Another slightly cultural day was spent in the hills of Afalma, the oldest part of Lisbon, where we visited the Castelo de São Jorge and had an amazing view of the city.
EAT & DRINK
We ate really well in Lisbon, I literally didn’t have one disappointing meal even in restaurants we stumbled upon like Pousada de Lisboa; we had some awesome prawns and black cuttlefish on the terrace of this boutique hotel’s restaurant. It’s not far from the Design museum and other galleries / museums, if you want to do something cultural before or after eating.
We arrived Thursday and on our first night, we had dinner at Duplex, in Cais do Sodré which is meant to be quite a hip area but it’s still pretty rough around the edges. We had a sublime risotto, ravioli and really tasty cocktails here.
During the day on Friday, we picked up some delicious gelato from the famous Santini in Chiado (worth the wait). In the evening, we dined at trendy Bastardos, housed in the Internacional Design Hotel, in Lisbon’s centre, where we had some very good sardines. A cool, laid back setting and purse friendly too – I’m struggling to find anything to complain about, so if pushed, I’d say the lighting is a bit too bright for evening dining but as you can see, that’s really just clutching at straws.

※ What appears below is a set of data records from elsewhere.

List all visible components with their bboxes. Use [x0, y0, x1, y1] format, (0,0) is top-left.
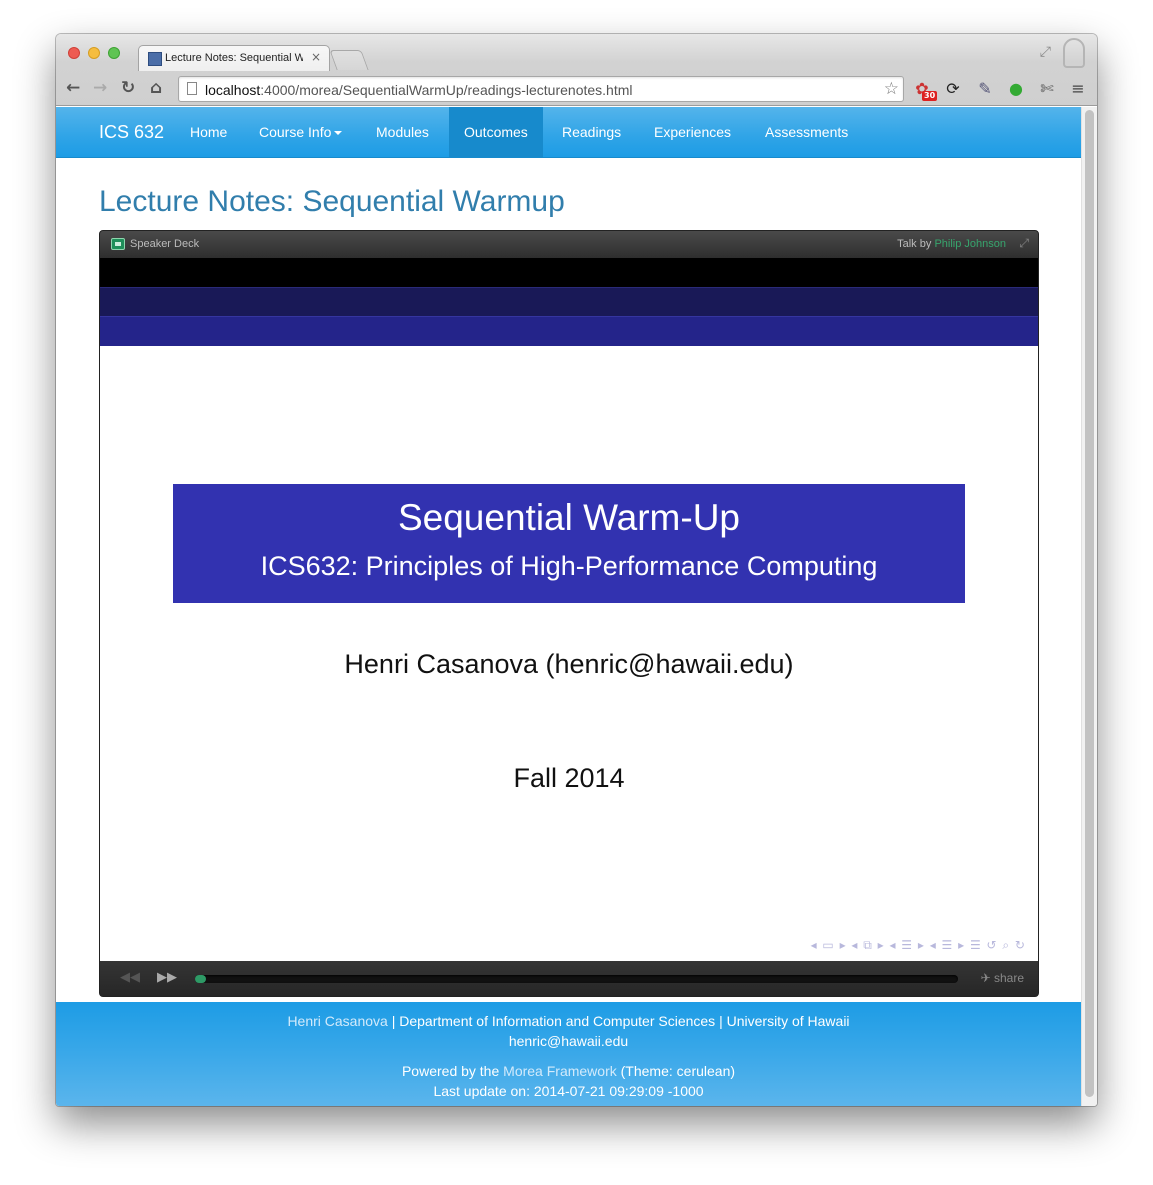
zoom-window-button[interactable] [108, 47, 120, 59]
minimize-window-button[interactable] [88, 47, 100, 59]
bookmark-star-icon[interactable]: ☆ [884, 79, 899, 99]
tab-close-icon[interactable]: × [311, 50, 321, 64]
page-title: Lecture Notes: Sequential Warmup [99, 185, 565, 218]
browser-tab-active[interactable]: Lecture Notes: Sequential W × [138, 45, 330, 71]
nav-item-home[interactable]: Home [175, 107, 242, 158]
reload-icon[interactable]: ↻ [121, 78, 135, 98]
extension-sync-icon[interactable]: ⟳ [943, 79, 963, 99]
nav-item-readings[interactable]: Readings [547, 107, 636, 158]
nav-item-outcomes[interactable]: Outcomes [449, 107, 543, 158]
twitter-bird-icon: ✈ [980, 971, 991, 985]
browser-window: Lecture Notes: Sequential W × ⤢ ← → ↻ ⌂ … [56, 34, 1097, 1106]
footer-email: henric@hawaii.edu [508, 1033, 629, 1049]
site-footer: Henri Casanova | Department of Informati… [56, 1002, 1081, 1106]
slide-progress-bar[interactable] [195, 975, 958, 983]
home-icon[interactable]: ⌂ [150, 78, 162, 98]
browser-chrome: Lecture Notes: Sequential W × ⤢ ← → ↻ ⌂ … [56, 34, 1097, 106]
previous-slide-icon[interactable]: ◀◀ [120, 970, 140, 985]
nav-item-course-info[interactable]: Course Info [244, 107, 357, 158]
footer-last-update: Last update on: 2014-07-21 09:29:09 -100… [433, 1083, 704, 1099]
speakerdeck-embed: Speaker Deck Talk by Philip Johnson ⤢ Se… [99, 230, 1039, 997]
vertical-scrollbar[interactable] [1081, 107, 1097, 1106]
new-tab-button[interactable] [329, 50, 369, 70]
nav-item-experiences[interactable]: Experiences [639, 107, 746, 158]
morea-framework-link[interactable]: Morea Framework [503, 1063, 617, 1079]
wrench-icon[interactable]: ✄ [1037, 79, 1057, 99]
page-icon [187, 82, 197, 95]
extension-calendar-icon[interactable]: ✿ 30 [912, 79, 938, 101]
extension-green-icon[interactable]: ● [1006, 79, 1026, 99]
talk-author-link[interactable]: Philip Johnson [934, 238, 1006, 250]
menu-icon[interactable]: ≡ [1068, 79, 1088, 99]
footer-powered-by: Powered by the Morea Framework (Theme: c… [401, 1063, 736, 1079]
favicon-icon [148, 52, 162, 66]
site-navbar: ICS 632 Home Course Info Modules Outcome… [56, 107, 1081, 158]
next-slide-icon[interactable]: ▶▶ [157, 970, 177, 985]
caret-down-icon [334, 131, 343, 136]
share-button[interactable]: ✈ share [981, 971, 1024, 985]
slide[interactable]: Sequential Warm-Up ICS632: Principles of… [100, 258, 1038, 961]
back-arrow-icon[interactable]: ← [66, 78, 80, 98]
address-bar[interactable]: localhost:4000/morea/SequentialWarmUp/re… [178, 76, 904, 102]
beamer-navigation-icons: ◂ ▭ ▸ ◂ ⧉ ▸ ◂ ☰ ▸ ◂ ☰ ▸ ☰ ↺ ⌕ ↻ [810, 938, 1026, 952]
nav-item-assessments[interactable]: Assessments [750, 107, 863, 158]
footer-credits: Henri Casanova | Department of Informati… [287, 1013, 850, 1029]
eyedropper-icon[interactable]: ✎ [975, 79, 995, 99]
speakerdeck-header: Speaker Deck Talk by Philip Johnson ⤢ [100, 231, 1038, 258]
slide-subtitle: ICS632: Principles of High-Performance C… [260, 551, 878, 581]
slide-title: Sequential Warm-Up [397, 497, 741, 538]
page-viewport: ICS 632 Home Course Info Modules Outcome… [56, 107, 1081, 1106]
profile-icon[interactable] [1063, 38, 1085, 68]
slide-title-box: Sequential Warm-Up ICS632: Principles of… [173, 484, 965, 603]
forward-arrow-icon[interactable]: → [93, 78, 107, 98]
close-window-button[interactable] [68, 47, 80, 59]
navbar-brand[interactable]: ICS 632 [99, 122, 164, 143]
extension-badge: 30 [922, 91, 938, 101]
expand-icon[interactable]: ⤢ [1019, 236, 1029, 251]
footer-university: University of Hawaii [726, 1013, 850, 1029]
slide-author: Henri Casanova (henric@hawaii.edu) [344, 649, 794, 679]
browser-toolbar: ← → ↻ ⌂ localhost:4000/morea/SequentialW… [56, 72, 1097, 106]
slide-band-dark-blue [100, 287, 1038, 316]
slide-date: Fall 2014 [513, 763, 625, 793]
progress-fill [195, 975, 207, 983]
scrollbar-thumb[interactable] [1085, 110, 1094, 1097]
slide-band-blue [100, 316, 1038, 346]
talk-by: Talk by Philip Johnson [897, 238, 1006, 250]
speakerdeck-logo-icon[interactable] [111, 238, 125, 250]
speakerdeck-controls: ◀◀ ▶▶ ✈ share [100, 961, 1038, 996]
fullscreen-icon[interactable]: ⤢ [1040, 44, 1051, 60]
url-text: localhost:4000/morea/SequentialWarmUp/re… [205, 82, 633, 98]
footer-department: Department of Information and Computer S… [399, 1013, 716, 1029]
nav-item-modules[interactable]: Modules [361, 107, 444, 158]
tab-title: Lecture Notes: Sequential W [165, 52, 303, 64]
footer-author-link[interactable]: Henri Casanova [287, 1013, 387, 1029]
speakerdeck-name[interactable]: Speaker Deck [130, 238, 199, 250]
slide-band-black [100, 258, 1038, 287]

Saturday was a José Avillez day – an incredible lunch was had at his 2 Michelin Star restaurant Belcanto (read more here) and a great dinner at his hip new gastrobar Mini Bar (read more here), both in Chiado.
On Sunday, we had some nice appetisers and pretty good pizza at another one of José’s restaurants (obsessed much?), Pizzaria Lisboa in the late afternoon.

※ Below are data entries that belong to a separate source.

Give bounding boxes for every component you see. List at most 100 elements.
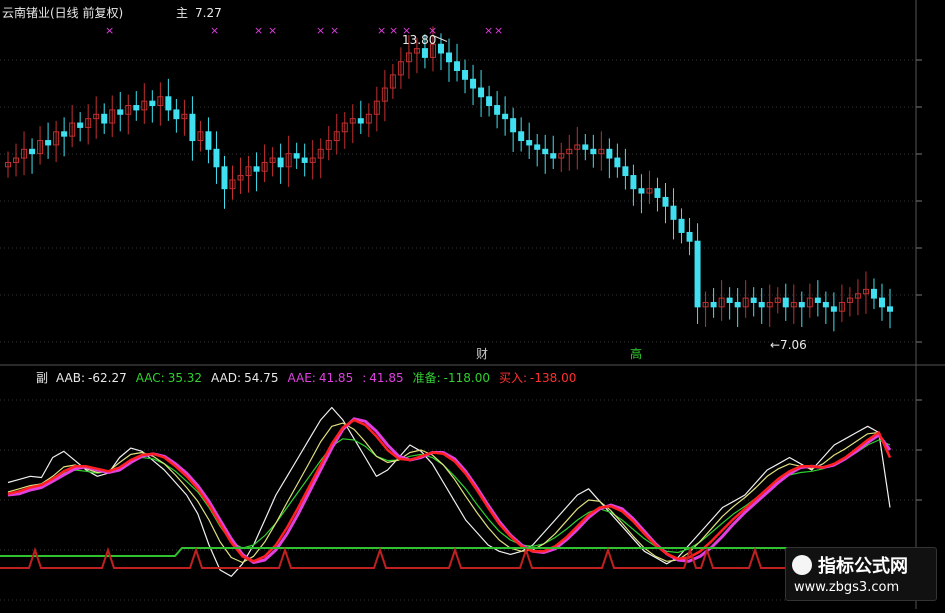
watermark: 指标公式网 www.zbgs3.com: [785, 547, 937, 601]
candle-body: [822, 301, 829, 308]
candle-body: [638, 188, 645, 194]
indicator-legend-item: AAD:: [211, 371, 242, 385]
candle-body: [870, 288, 877, 299]
indicator-legend-value: 41.85: [318, 371, 354, 385]
candle-body: [686, 231, 693, 242]
candle-body: [510, 118, 517, 133]
candle-body: [542, 148, 549, 155]
signal-lines: [0, 546, 916, 569]
candle-body: [670, 205, 677, 220]
indicator-legend-item: AAE:: [287, 371, 316, 385]
indicator-series: [7, 406, 892, 577]
candle-body: [486, 96, 493, 107]
candle-body: [213, 148, 220, 168]
indicator-line: [7, 406, 891, 577]
candle-body: [782, 297, 789, 308]
candle-body: [662, 196, 669, 207]
indicator-legend-value: 54.75: [244, 371, 279, 385]
candle-body: [478, 87, 485, 98]
trade-marker-icon: ×: [484, 24, 493, 37]
candle-body: [205, 131, 212, 150]
candle-body: [614, 157, 621, 168]
candle-body: [357, 118, 364, 124]
indicator-legend: AAB: -62.27 AAC: 35.32 AAD: 54.75 AAE: 41.85:41…: [56, 371, 585, 385]
signal-green-line: [0, 547, 916, 557]
candle-body: [462, 70, 469, 80]
indicator-legend-item: 准备:: [412, 371, 441, 385]
candle-body: [437, 43, 444, 54]
candle-body: [526, 140, 533, 146]
candle-body: [173, 109, 180, 120]
trade-marker-icon: ×: [316, 24, 325, 37]
indicator-legend-item: AAC:: [135, 371, 165, 385]
event-marker-right: 高: [630, 347, 643, 361]
indicator-legend-value: -118.00: [443, 371, 490, 385]
candle-body: [189, 113, 196, 142]
price-label: 主: [176, 6, 189, 20]
indicator-legend-item: AAB:: [56, 371, 86, 385]
trade-markers: × × × × × × × × × × × ×: [105, 24, 503, 37]
high-annotation: 13.80: [402, 33, 437, 47]
watermark-logo-icon: [792, 555, 812, 575]
candle-body: [830, 306, 837, 312]
candle-body: [293, 153, 300, 159]
candlestick-series: [5, 26, 893, 332]
candle-body: [590, 148, 597, 155]
low-annotation: ←7.06: [770, 338, 807, 352]
candle-body: [117, 109, 124, 115]
candle-body: [798, 301, 805, 308]
candle-body: [221, 166, 228, 190]
candle-body: [878, 297, 885, 308]
candle-body: [654, 188, 661, 198]
indicator-legend-value: -62.27: [88, 371, 127, 385]
candle-body: [470, 78, 477, 89]
candle-body: [29, 148, 36, 155]
candle-body: [101, 113, 108, 124]
candle-body: [518, 131, 525, 142]
candle-body: [710, 301, 717, 308]
candle-body: [494, 105, 501, 115]
indicator-prefix: 副: [36, 371, 49, 385]
candle-body: [301, 157, 308, 163]
candle-body: [887, 306, 893, 312]
trade-marker-icon: ×: [254, 24, 263, 37]
event-marker-left: 财: [476, 347, 489, 361]
signal-red-line: [0, 546, 916, 569]
candle-body: [165, 96, 172, 111]
candle-body: [253, 166, 260, 172]
candle-body: [149, 100, 156, 107]
trade-marker-icon: ×: [210, 24, 219, 37]
stock-chart: × × × × × × × × × × × × 云南锗业(日线 前复权) 主 7.27 13.80 ←…: [0, 0, 945, 609]
chart-canvas: × × × × × × × × × × × ×: [0, 0, 945, 609]
price-value: 7.27: [195, 6, 222, 20]
trade-marker-icon: ×: [377, 24, 386, 37]
candle-body: [534, 144, 541, 150]
candle-body: [45, 140, 52, 146]
candle-body: [502, 113, 509, 120]
candle-body: [758, 301, 765, 308]
trade-marker-icon: ×: [330, 24, 339, 37]
indicator-line: [7, 417, 892, 564]
candle-body: [630, 175, 637, 190]
candle-body: [454, 61, 461, 72]
indicator-line: [7, 418, 892, 563]
candle-body: [678, 218, 685, 233]
indicator-legend-value: 35.32: [167, 371, 203, 385]
indicator-legend-value: 41.85: [369, 371, 404, 385]
trade-marker-icon: ×: [105, 24, 114, 37]
trade-marker-icon: ×: [268, 24, 277, 37]
candle-body: [814, 297, 821, 303]
candle-body: [622, 166, 629, 177]
candle-body: [734, 301, 741, 308]
candle-body: [277, 157, 284, 168]
watermark-url: www.zbgs3.com: [794, 580, 900, 595]
watermark-name: 指标公式网: [818, 556, 908, 577]
trade-marker-icon: ×: [494, 24, 503, 37]
indicator-legend-value: -138.00: [530, 371, 577, 385]
candle-body: [61, 131, 68, 137]
candle-body: [77, 122, 84, 128]
candle-body: [421, 48, 428, 58]
trade-marker-icon: ×: [389, 24, 398, 37]
indicator-legend-item: 买入:: [498, 371, 528, 385]
candle-body: [606, 148, 613, 159]
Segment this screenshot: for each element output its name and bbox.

Then we headed up to the rooftop PARK, in Barrio Alto for some drinks; great views of the city but the vibe is a bit douchey. When the sun set, we moved on to cool wine bar, By The Wine, where we ate a tonne of cheese and drank a fair bit of wine.
On Monday, we had lunch at Sea Me, which was the least good meal we had a Lisbon – I’m all for letting good produce shine without overseasoning it but my fish dish was a bit bland and the vegetables overcooked BUT the waiters were really cool and lovely, so that was a plus.

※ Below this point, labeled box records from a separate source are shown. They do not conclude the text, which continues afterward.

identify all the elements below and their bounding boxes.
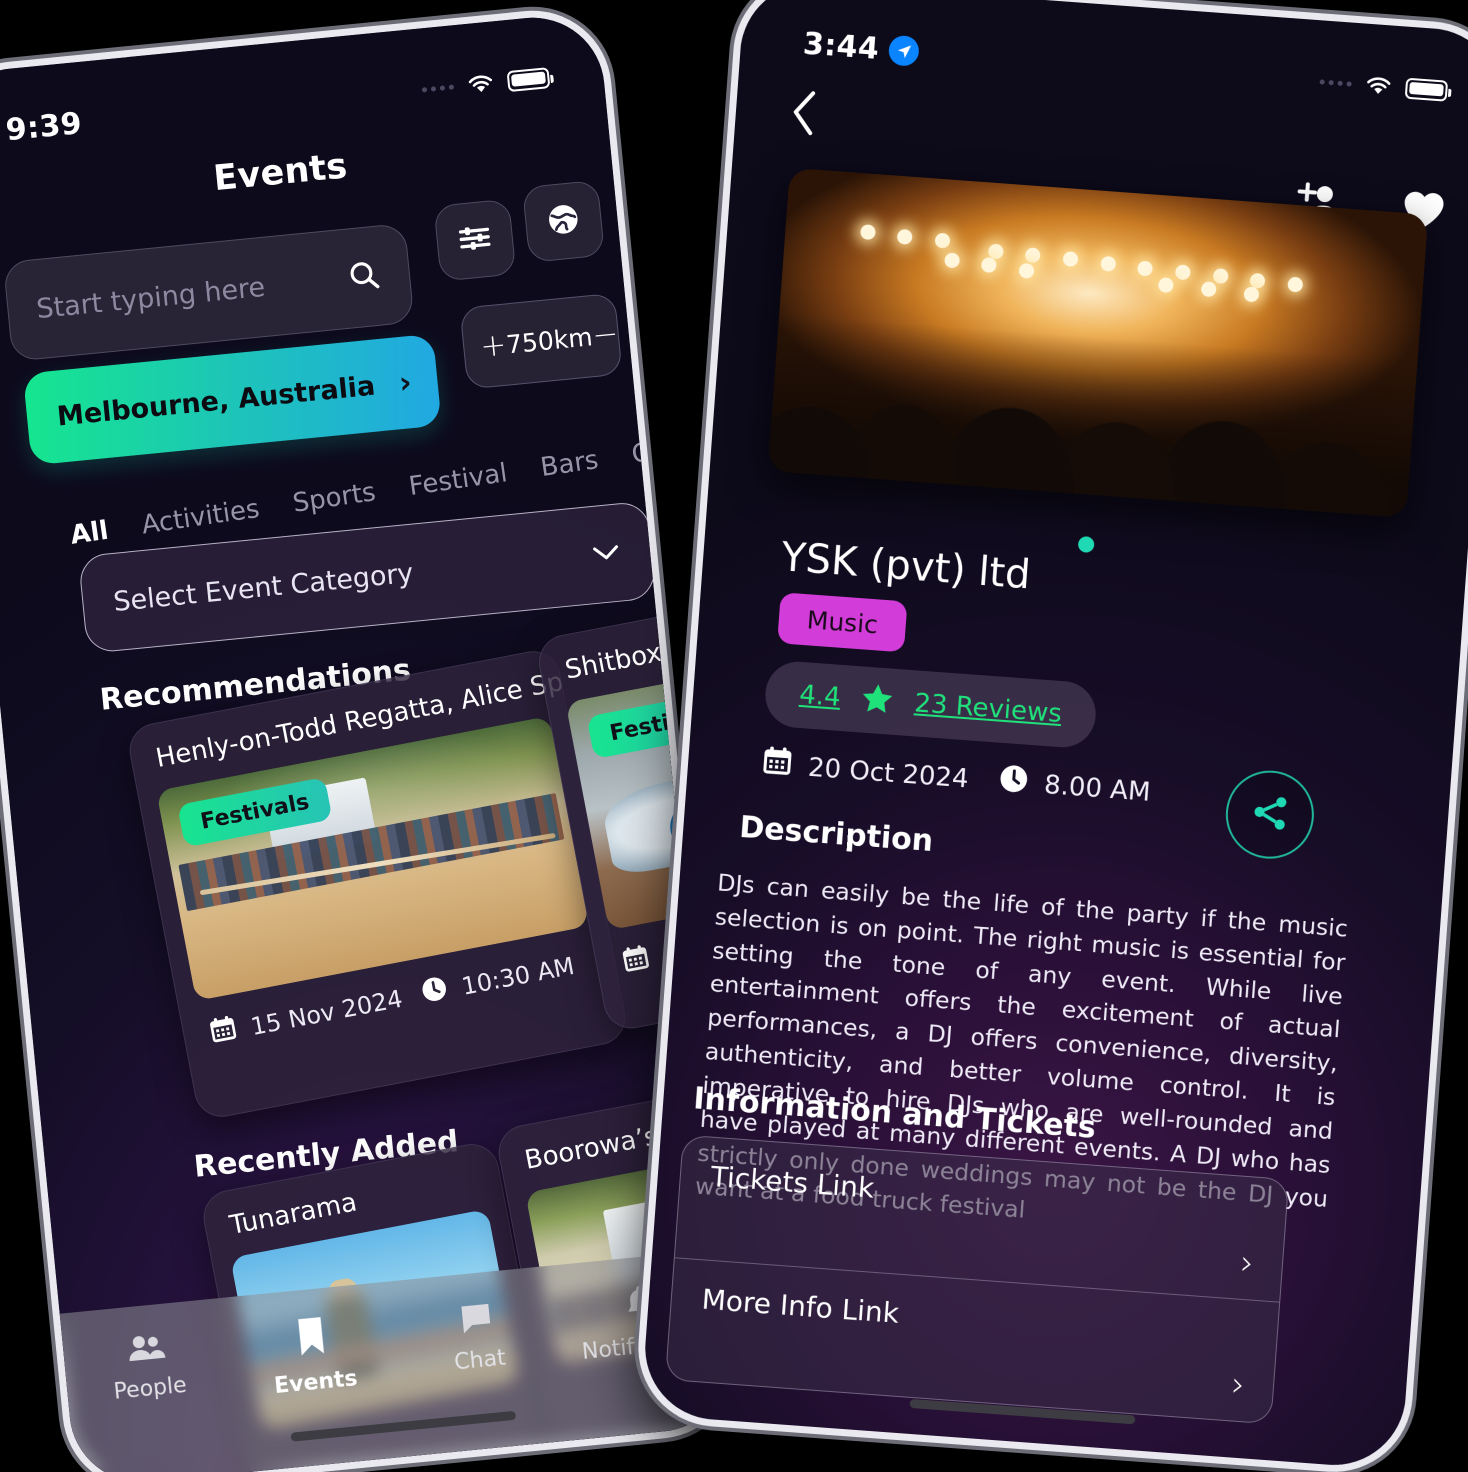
tab-activities[interactable]: Activities bbox=[140, 494, 262, 543]
search-icon[interactable] bbox=[345, 257, 383, 298]
tab-label: Chat bbox=[453, 1345, 507, 1376]
distance-decrease-button[interactable]: − bbox=[591, 315, 620, 353]
battery-icon bbox=[506, 66, 551, 92]
status-time: 9:39 bbox=[4, 105, 84, 148]
chevron-down-icon bbox=[590, 538, 623, 569]
event-time: 8.00 AM bbox=[995, 761, 1152, 813]
back-button[interactable] bbox=[786, 88, 824, 142]
tab-events[interactable]: Events bbox=[235, 1308, 392, 1402]
chevron-right-icon: › bbox=[1229, 1364, 1247, 1406]
search-placeholder: Start typing here bbox=[35, 271, 267, 325]
wifi-icon bbox=[1364, 75, 1393, 97]
event-date-text: 20 Oct 2024 bbox=[807, 752, 970, 794]
right-screen: 3:44 YSK (pvt) ltd Music 4.4 23 Reviews … bbox=[640, 0, 1468, 1470]
event-datetime: 20 Oct 2024 8.00 AM bbox=[759, 743, 1152, 813]
tab-label: People bbox=[112, 1372, 188, 1405]
filter-button[interactable] bbox=[433, 198, 517, 282]
wifi-icon bbox=[466, 72, 496, 95]
event-card-time: 10:30 AM bbox=[416, 948, 577, 1013]
carousel-dot[interactable] bbox=[1077, 535, 1095, 554]
signal-dots-icon bbox=[421, 83, 455, 93]
event-title: YSK (pvt) ltd bbox=[779, 534, 1033, 599]
tab-people[interactable]: People bbox=[70, 1324, 226, 1408]
location-arrow-icon bbox=[888, 34, 921, 67]
event-date: 20 Oct 2024 bbox=[759, 743, 970, 799]
clock-icon bbox=[416, 972, 452, 1013]
chat-bubble-icon bbox=[455, 1297, 497, 1341]
people-icon bbox=[125, 1330, 168, 1370]
rating-value: 4.4 bbox=[798, 679, 842, 713]
location-label: Melbourne, Australia bbox=[55, 370, 377, 433]
signal-dots-icon bbox=[1319, 78, 1352, 87]
calendar-icon bbox=[759, 743, 796, 786]
bottom-tab-bar: People Events Chat bbox=[59, 1249, 736, 1472]
clock-icon bbox=[995, 761, 1032, 804]
event-time-text: 8.00 AM bbox=[1043, 769, 1152, 808]
concert-crowd bbox=[767, 312, 1429, 518]
share-button[interactable] bbox=[1222, 767, 1317, 862]
chevron-right-icon: › bbox=[397, 364, 414, 401]
more-info-link-label: More Info Link bbox=[700, 1282, 901, 1330]
tab-bars[interactable]: Bars bbox=[539, 445, 601, 485]
globe-button[interactable] bbox=[521, 179, 606, 263]
information-links: Tickets Link › More Info Link › bbox=[664, 1134, 1290, 1425]
home-indicator bbox=[290, 1410, 517, 1442]
status-indicators bbox=[421, 66, 551, 100]
status-indicators bbox=[1319, 71, 1449, 102]
rating-pill[interactable]: 4.4 23 Reviews bbox=[763, 659, 1099, 750]
screenshot-stage: 9:39 Events Start typing here Melbourne,… bbox=[0, 0, 1468, 1472]
status-time: 3:44 bbox=[801, 25, 881, 67]
left-screen: 9:39 Events Start typing here Melbourne,… bbox=[0, 11, 736, 1472]
tab-sports[interactable]: Sports bbox=[291, 477, 378, 521]
calendar-icon bbox=[618, 941, 654, 982]
globe-icon bbox=[543, 199, 585, 245]
tab-chat[interactable]: Chat bbox=[399, 1292, 556, 1380]
sliders-icon bbox=[455, 218, 495, 261]
event-card-time-text: 10:30 AM bbox=[459, 951, 577, 1001]
event-category-value: Select Event Category bbox=[111, 557, 415, 618]
status-time-group: 3:44 bbox=[801, 25, 921, 69]
star-icon bbox=[859, 681, 896, 719]
distance-increase-button[interactable]: + bbox=[479, 326, 508, 364]
tab-all[interactable]: All bbox=[69, 516, 111, 553]
distance-stepper[interactable]: + 750km − bbox=[459, 292, 623, 390]
phone-right: 3:44 YSK (pvt) ltd Music 4.4 23 Reviews … bbox=[640, 0, 1468, 1470]
description-heading: Description bbox=[738, 809, 935, 860]
event-card-date-text: 15 Nov 2024 bbox=[248, 984, 405, 1041]
phone-left: 9:39 Events Start typing here Melbourne,… bbox=[0, 11, 736, 1472]
event-category-badge: Music bbox=[777, 592, 908, 653]
reviews-link[interactable]: 23 Reviews bbox=[913, 688, 1062, 729]
share-icon bbox=[1247, 790, 1292, 839]
tab-festival[interactable]: Festival bbox=[407, 458, 510, 504]
tab-concerts[interactable]: Conce bbox=[630, 429, 715, 472]
calendar-icon bbox=[205, 1012, 241, 1053]
bookmark-icon bbox=[292, 1314, 330, 1363]
battery-icon bbox=[1404, 77, 1449, 102]
event-hero-image[interactable] bbox=[767, 167, 1429, 518]
chevron-right-icon: › bbox=[1238, 1242, 1256, 1284]
tickets-link-label: Tickets Link bbox=[709, 1159, 876, 1205]
tab-label: Events bbox=[273, 1366, 359, 1400]
distance-value: 750km bbox=[504, 321, 594, 359]
stage-lights bbox=[845, 221, 1386, 327]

You can’t visit Lisbon without trying a ‘Pastel de Nata’ aka the custard tart. Luckily, Manteigaria was a few doors down from Sea Me, so I picked mine up from there. I believe it’s tradition to eat two – one would simply be rude. Make sure to get the cinnamon and sugar sachets too. If you go to the Belém Tower, here you can find what I believe is the oldest custard tart cafe in Lisbon and they are meant to be brilliant – don’t go during peak tourist hours because there are long queues, though you can bypass this and take a seat in the cafe which would mean a quicker custard tart serving. Happy days.
Our last pit stop was at the Timeout Mercado da Ribeira – this is essentially a big indoor food market, where a number of Lisbon’s most popular restaurants have a stall, serving up a limited menu. I didn’t actually eat here but my sister picked up another ice cream from Santini, who have an outlet here; it had stands from a few restaurants I had come across in my research, so I would recommend going, especially if maybe you want to try a few different things from different vendors but have the convenience of eating it in one place.
Also in the Mercado da Ribeira, there are some nice non foodie stalls; here, you can find A Vida Portugesa, a really charming shop, selling notebooks, candles and a bunch of interesting bits and pieces, I had wanted to visit the main store but didn’t have time, so was pleased to get a little taste of it at the Mercado – I ended up buying some lovely candles from here.